We stopped at Subway for dinner on the way back, as we were all hungry and tired. And while sharing two foot-long subs, we listened as Ted and Evie shared more of their hearts, their stories, with us. Some of it made my heart ache, as we heard of the still-present reality of discrimination against Native Americans, even in Christian institutions on the reservation…of how alone these precious friends of ours can feel…how rare it is, even among Christian friends, to find any genuine desire to understand how much the sins and wounds of the past still affect the First Nations communities of this land, and how we cannot move forward until we are willing to repent of and deal with our history.
We could do little else but listen. But I was grateful for my husband’s listening ears and compassionate heart, as well as his piece in this story, for part of Anthony’s own heritage is Native American.
I wished we could do more. But Evie thanked us later for listening, saying it meant a lot. And I was glad for something we could do, however small.
For maybe healing begins with listening, doesn’t it? Certainly in other relationships it does…I don’t think my husband and I have ever been able to make progress in a conflict until we’ve reached the point of really listening to each other, listening to understand, not to defend ourselves or try to prove our own point.

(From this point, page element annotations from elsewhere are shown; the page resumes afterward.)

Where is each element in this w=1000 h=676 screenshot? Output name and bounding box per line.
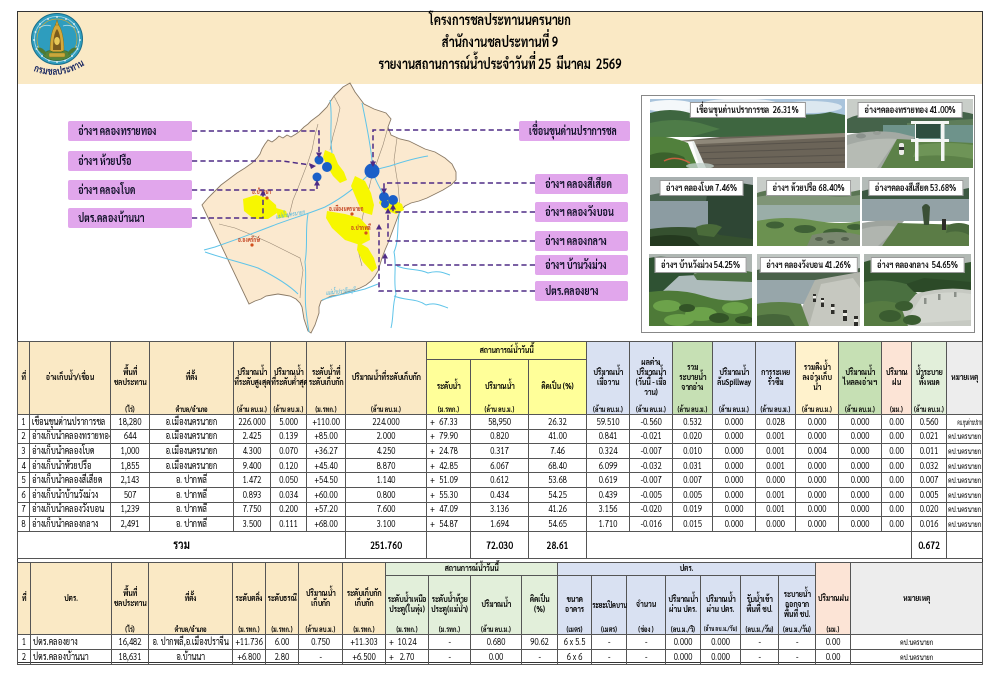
svg-text:อ.ปากพลี: อ.ปากพลี bbox=[351, 223, 372, 232]
svg-text:อ.เมืองนครนายก: อ.เมืองนครนายก bbox=[329, 203, 364, 213]
svg-text:อ.องครักษ์: อ.องครักษ์ bbox=[238, 235, 261, 244]
svg-text:อ.บ้านนา: อ.บ้านนา bbox=[252, 187, 271, 196]
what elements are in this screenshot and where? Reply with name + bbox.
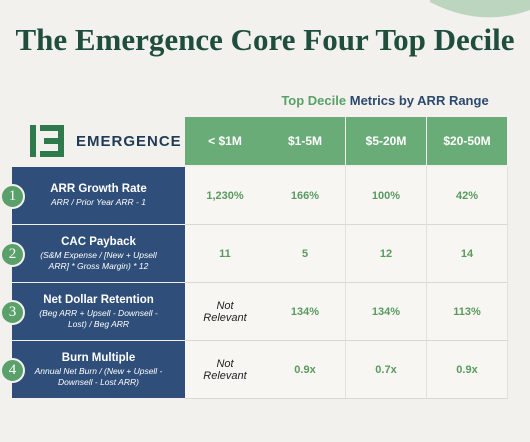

So why do we think working towards racial reconciliation—or racial conciliation, as Mark Charles, son of these dear friends, puts it—would be any different?
I have much to learn still, but I want to listen to my friends, listen “to understand, and not just empathize,” as Jevon Washington writes in this article here. And not be a “tourist” who sticks to my own more comfortable view of history and just walks away.
What do you think? Why is listening so important to any relationship? How have you seen listening help move toward reconciliation, whether interpersonally or racially? I’d love to hear your thoughts!
Kirsti, you write with such clarity and passion….
Thank you, Claudia–and thanks for stopping by and sharing! You are a blessing. 🙂
Kiersti, I listen when I read your stories. I cringe when I hear what the white Americans did to the Native Americans. But what good does that do? It doesn’t erase what happened, and I feel powerless to help. I grew up learning that Andrew Jackson was a great man. Then as an adult I learned how he not only turned his back on former Native American allies, he didn’t keep his word to them and was largely responsible for the Trail of Tears and the displacement of Native Americans in the southeast. It’s a shame and an embarrassment to me, and all I can do is ask you to tell your friends how sorry I am that it happened.
Marilyn, I so relate to that powerless feeling…and to finding our former heroes of history tarnished, if not outright villains. I guess one thing that struck me on this trip, and that was on my heart in writing this post, is that just listening IS doing something. Especially because it has been done so little. At least it is a place to start. Thank you for how you do listen, dear friend, and for your compassionate heart. Love you!